Turner is 69 years old but confident he can outdo his younger rivals: "I'll bet it'll be mighty lonesome pitching those shoes all by myself."
* Asked by a San Diego reporter if he'd ever bounced a check, Vice President Dan Quayle said no.
Asked if his wife, Marilyn, had ever bounced one, Quayle only laughed and moved on.
* David Dillon of Escondido says now that investigators know where Amelia Earhart's last flight ended, maybe they'll tackle even a tougher mystery: Where did her luggage go?
* For the two-part story of his life and times that begins Thursday in the San Diego Reader, fallen financier C. Arnholt Smith was paid $5,000, plus $1,000 for the use of old-time photographs.

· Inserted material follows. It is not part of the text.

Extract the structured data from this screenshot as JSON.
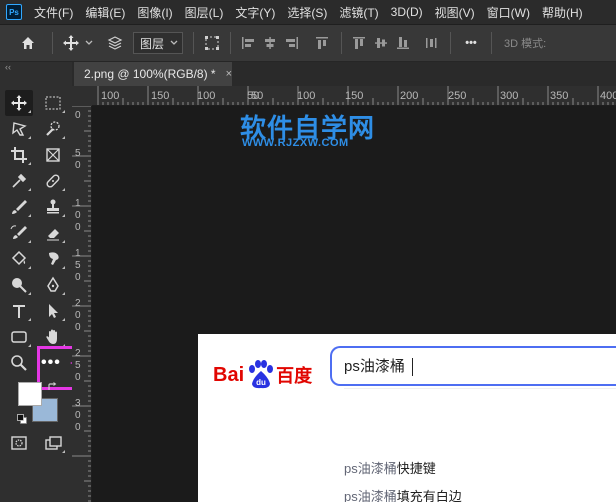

* Bumper sticker seen outside the Vista courthouse: "My Child Was Citizen of the Month at Juvenile Hall."
A horse, a bet, a mother.
Start with the fact that Bruce Andrews Jr. has a racetrack tip sheet called Deuce Bruce. He learned handicapping from his father, Bruce Sr., a San Diego bus driver.
One recent day Bruce Sr. had an idea for an $80 Trifecta bet (first-, second- and third-place finishers in the 9th race) at the Del Mar satellite wagering shop.
His wife, Karol, a secretary for the Police Department, was going to Del Mar to claim a winner from the previous day, so she agreed to place Bruce Sr.'s bet. Once there, she decided to place a Trifecta herself.
A familial dilemma then arose: Bruce Sr.'s bet was one way. Deuce Bruce suggested another.
Karol decided to place $16 on the Deuce Bruce picks.
Result: Bruce Sr. finished out of the money, Deuce Bruce hit right on, and Karol won $606.60.
"A mother's faith in her son has no limits," she explained.